Would you let your child ride the subway alone? Lenore Skenazy, a columnist for the The New York Sun, let her 9-year-old son do just that, and after writing about it in her column, she ignited a heated debate over the safety of children versus the sheltering of children. Holly and Rodney talk with Lenore about her son's experience and the attention her column has received.
Since her family lives in New York City, Lenore says public transportation is a way of life and something her son really wanted to try on his own. "Everybody I talk to who is [a parent] remembers having that kind of freedom as a kid," she says. "If they were in the city, they took public transportation; if they were in the suburbs—like me—I took my bike."

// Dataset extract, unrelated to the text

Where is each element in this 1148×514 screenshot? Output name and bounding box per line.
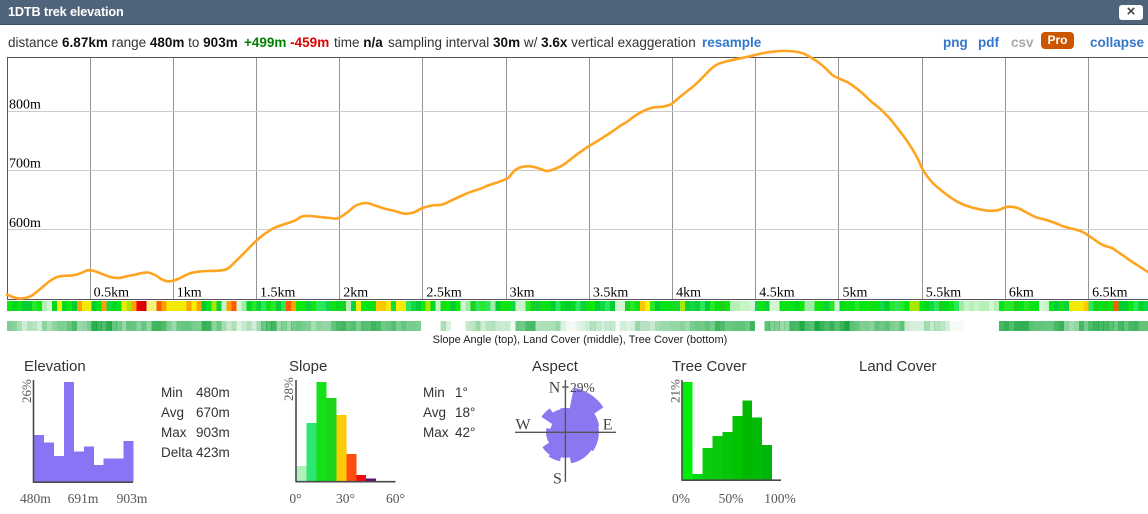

Lenore says while she was a bit worried he would get lost, she gave her son a Metro card, $20, some quarters for a pay phone and let him find his way home from a downtown department store. "The subway system must seem daunting to people outside of New York, but there are maps that are made for all of the tourists—it's really easy to figure out," she says.
Lenore says her son got home just fine, but many critics of her column thought he just got lucky. Some people accused her of being a bad mother, and say her son could have been kidnapped or molested. She says those people watch too much cable TV and programming that focuses on child abductions. "There is that 24/7 news hook—you've to keep people coming back, so you have to have a dramatic story," she says. "You will spend days hearing a story about a kid who was abducted so far from you, yet it feels so immediate."
After being inundated with letters and e-mails from parents who both disagree and agree with her style of parenting, Lenore started the website freerangekids.com* to help encourage parents to give their kids a bit more freedom. "A lot parents [wrote to me], 'You go girl,' or 'Hooray for your kid,' or 'Thank God someone feels the way I do,'" she says.